Lifetime alcohol and drug abuse were relatively uncommon in the sample as a whole (17% and 14%, respectively; Table 1), and rates did not change significantly in the recovered and relapsed samples. We do not have information on whether the history of alcohol or substance abuse represented current or past abuse in these subjects, but the findings suggest that a lifetime history of these did not significantly impact on recovery or relapse from MDD. Consistent with recent reports (Steffen et al. 2006), our primary and sensitivity analyses revealed antidepressant treatment did not significantly impact either recovery from or relapse to MDD. This may reflect the increasingly questionable efficacy of antidepressants in general (Moncrieff et al. 2004), or a finding specific to an ED population in which greater comorbidity may lead to poorer outcomes. It is also possible that participants may not have been compliant in taking the medication, or that the medications may not have been absorbed due to purging behaviors.
Limitations of this study warrant acknowledgement. The ED diagnostic subgroups in our study were small, and ideally this study should be replicated in a larger sample with all diagnostic subgroups. Our study also lacked a control group of participants without EDs, and thus we cannot attribute effects observed specifically to the presence of an eating disorder, nor rule out the confounding effect of time in this longitudinal study.

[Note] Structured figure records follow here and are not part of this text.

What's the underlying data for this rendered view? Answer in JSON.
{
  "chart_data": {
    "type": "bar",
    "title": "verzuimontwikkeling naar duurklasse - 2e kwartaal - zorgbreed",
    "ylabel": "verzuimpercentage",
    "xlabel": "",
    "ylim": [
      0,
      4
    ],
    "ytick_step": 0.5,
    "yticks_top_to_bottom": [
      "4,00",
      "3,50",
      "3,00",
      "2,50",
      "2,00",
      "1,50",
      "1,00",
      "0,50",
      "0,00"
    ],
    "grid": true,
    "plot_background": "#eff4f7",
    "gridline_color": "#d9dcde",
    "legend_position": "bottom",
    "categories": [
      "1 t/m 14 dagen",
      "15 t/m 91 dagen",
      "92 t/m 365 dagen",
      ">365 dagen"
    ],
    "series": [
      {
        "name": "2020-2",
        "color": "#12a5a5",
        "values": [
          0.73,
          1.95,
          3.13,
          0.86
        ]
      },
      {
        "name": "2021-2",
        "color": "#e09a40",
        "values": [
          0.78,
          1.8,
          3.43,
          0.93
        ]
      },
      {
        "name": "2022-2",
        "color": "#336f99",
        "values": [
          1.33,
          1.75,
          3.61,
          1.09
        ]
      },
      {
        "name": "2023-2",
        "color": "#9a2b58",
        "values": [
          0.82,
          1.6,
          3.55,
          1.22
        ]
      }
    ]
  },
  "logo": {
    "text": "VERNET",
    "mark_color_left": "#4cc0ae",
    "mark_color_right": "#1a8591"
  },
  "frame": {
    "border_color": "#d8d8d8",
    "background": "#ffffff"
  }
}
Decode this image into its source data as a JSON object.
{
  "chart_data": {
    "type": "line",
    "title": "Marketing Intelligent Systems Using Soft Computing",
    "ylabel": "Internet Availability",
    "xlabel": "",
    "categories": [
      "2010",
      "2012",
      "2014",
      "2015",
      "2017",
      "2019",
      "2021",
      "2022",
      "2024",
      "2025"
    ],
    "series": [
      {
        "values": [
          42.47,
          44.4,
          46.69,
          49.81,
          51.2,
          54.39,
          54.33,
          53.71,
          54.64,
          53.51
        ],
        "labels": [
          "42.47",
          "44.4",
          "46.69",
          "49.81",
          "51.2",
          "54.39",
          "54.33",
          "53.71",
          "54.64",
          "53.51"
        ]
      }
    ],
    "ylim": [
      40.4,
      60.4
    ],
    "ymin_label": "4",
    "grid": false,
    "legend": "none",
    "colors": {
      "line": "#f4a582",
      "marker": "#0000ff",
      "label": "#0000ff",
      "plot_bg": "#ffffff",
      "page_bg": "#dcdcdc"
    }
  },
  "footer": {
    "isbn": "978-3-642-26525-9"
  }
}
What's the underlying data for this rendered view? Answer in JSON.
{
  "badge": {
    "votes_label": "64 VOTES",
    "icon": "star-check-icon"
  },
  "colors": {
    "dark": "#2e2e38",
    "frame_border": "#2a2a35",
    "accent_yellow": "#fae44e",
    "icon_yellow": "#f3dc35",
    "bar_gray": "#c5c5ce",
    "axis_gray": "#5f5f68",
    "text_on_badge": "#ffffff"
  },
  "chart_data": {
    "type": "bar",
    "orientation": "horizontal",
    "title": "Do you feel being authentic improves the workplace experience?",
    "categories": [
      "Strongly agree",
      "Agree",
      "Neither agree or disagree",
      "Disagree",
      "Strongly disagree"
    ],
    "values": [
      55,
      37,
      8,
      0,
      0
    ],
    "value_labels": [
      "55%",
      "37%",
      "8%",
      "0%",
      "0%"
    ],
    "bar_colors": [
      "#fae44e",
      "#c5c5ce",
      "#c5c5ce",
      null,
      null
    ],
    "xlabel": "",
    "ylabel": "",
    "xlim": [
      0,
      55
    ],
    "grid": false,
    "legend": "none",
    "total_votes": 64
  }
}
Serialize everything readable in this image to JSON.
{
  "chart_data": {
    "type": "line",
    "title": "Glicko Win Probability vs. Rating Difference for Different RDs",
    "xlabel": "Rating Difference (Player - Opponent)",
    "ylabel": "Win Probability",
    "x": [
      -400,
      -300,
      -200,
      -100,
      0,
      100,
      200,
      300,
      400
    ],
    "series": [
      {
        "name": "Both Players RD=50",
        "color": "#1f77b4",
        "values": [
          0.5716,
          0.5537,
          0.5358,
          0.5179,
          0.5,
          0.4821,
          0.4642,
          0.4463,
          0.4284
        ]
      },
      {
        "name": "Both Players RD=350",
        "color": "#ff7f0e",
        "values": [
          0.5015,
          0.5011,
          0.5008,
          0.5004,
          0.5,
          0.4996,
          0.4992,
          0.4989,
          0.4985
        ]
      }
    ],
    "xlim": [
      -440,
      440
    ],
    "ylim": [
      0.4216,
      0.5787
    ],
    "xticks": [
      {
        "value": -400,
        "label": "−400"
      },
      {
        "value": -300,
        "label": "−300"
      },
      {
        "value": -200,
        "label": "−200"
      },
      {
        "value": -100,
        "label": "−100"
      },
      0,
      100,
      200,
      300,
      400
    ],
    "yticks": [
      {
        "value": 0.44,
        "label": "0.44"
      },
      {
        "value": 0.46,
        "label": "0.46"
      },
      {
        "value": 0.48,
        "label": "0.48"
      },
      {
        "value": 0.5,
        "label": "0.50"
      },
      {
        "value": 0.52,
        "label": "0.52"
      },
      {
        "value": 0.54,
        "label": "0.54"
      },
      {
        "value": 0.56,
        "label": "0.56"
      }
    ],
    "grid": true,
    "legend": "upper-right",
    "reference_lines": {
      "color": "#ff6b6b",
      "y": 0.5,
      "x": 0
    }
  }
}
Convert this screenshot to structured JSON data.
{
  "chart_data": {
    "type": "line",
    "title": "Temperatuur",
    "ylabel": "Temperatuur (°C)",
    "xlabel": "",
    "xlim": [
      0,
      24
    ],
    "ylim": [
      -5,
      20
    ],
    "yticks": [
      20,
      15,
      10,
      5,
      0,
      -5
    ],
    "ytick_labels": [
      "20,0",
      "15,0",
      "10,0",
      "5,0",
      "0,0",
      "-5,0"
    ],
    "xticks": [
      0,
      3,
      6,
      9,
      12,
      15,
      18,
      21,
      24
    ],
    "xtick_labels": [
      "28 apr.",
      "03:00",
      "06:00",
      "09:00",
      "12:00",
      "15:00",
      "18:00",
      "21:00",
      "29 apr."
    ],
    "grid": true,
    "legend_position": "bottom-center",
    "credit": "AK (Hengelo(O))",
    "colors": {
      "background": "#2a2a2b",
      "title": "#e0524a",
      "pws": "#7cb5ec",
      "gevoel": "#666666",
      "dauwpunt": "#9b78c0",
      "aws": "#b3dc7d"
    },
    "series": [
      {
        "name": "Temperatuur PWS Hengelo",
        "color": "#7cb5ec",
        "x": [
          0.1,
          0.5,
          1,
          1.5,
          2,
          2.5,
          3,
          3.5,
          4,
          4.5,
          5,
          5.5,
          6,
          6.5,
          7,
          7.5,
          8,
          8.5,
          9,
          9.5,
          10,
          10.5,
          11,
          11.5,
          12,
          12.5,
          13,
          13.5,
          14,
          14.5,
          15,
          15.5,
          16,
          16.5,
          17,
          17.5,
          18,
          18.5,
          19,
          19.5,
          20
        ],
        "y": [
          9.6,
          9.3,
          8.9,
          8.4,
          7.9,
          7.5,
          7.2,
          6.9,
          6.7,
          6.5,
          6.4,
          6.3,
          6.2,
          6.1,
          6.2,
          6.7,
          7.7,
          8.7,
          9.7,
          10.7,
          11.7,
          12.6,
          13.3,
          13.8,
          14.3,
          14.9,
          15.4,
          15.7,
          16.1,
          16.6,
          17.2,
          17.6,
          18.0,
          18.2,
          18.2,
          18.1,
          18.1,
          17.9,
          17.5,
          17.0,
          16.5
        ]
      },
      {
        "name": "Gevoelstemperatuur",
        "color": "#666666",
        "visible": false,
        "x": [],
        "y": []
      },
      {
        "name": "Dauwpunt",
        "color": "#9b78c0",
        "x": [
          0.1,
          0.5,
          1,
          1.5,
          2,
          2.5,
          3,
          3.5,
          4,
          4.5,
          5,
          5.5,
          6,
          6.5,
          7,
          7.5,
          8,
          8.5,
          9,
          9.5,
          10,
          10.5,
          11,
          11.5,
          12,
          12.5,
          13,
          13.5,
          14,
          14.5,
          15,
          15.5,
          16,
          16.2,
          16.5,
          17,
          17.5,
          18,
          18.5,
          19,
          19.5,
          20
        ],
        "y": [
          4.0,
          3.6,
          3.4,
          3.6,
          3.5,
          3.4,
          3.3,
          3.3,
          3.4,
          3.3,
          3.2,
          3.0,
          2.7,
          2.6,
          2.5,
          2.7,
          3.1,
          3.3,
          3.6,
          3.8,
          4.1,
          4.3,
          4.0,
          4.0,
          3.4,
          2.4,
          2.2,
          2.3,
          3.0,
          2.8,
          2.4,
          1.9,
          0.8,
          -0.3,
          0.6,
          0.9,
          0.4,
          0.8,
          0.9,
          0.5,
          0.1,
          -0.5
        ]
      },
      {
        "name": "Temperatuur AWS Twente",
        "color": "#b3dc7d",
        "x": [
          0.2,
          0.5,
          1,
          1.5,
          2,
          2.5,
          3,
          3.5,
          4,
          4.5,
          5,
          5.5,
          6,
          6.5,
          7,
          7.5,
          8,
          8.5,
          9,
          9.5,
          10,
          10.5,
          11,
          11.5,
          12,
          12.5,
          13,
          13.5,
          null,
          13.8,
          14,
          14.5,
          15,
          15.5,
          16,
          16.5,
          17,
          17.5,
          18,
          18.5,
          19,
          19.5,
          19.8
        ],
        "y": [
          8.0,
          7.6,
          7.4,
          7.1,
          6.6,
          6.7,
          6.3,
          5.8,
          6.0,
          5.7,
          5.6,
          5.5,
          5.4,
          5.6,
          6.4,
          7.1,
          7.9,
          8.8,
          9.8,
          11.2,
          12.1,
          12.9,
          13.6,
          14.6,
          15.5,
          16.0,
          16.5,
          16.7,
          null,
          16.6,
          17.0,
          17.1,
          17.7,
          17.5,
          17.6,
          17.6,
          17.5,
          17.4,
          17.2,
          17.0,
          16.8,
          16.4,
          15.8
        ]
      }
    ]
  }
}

This study was initiated in 1987 and we used RDC criteria for MDD because of the consideration regarding its stability over time. The DSM is now used for research and clinical work on MDD, and diagnostic instruments have been modified for the updated criteria. During the study period, selective serotonin reuptake inhibitors (SSRIs), particularly fluoxetine, were the most commonly prescribed medications for depression, and thus it may be difficult to generalize these findings to the larger range of antidepressants currently available. It was difficult to determine whether any improvements seen among ED subjects were due to either anti-depressants or to psychotherapy, since most patients received both, and only 9 patients (6%) received antidepressants alone at some point in the course of the study. Also, data were available only for treatment received, and not the specific reason for treatment. Finally, because there was no accepted therapy for AN or BN at the time, we did not gather details about psychotherapy administered. It is possible that cognitive behavioral therapy (often the initial treatment of choice for BN now) may have had an impact on MDD symptoms.
In conclusion, our findings support an overlap between EDs and MDD, and suggest that the presence and type of ED may affect recovery from MDD and relapse to MDD. While these findings may suggest a relationship between EDs and MDD, they do not demonstrate any specific causal link. Antidepressants do not seem to significantly impact MDD recovery or relapse in this population, which may have implications for the development of treatment strategies in individuals with comorbid MDD and EDs.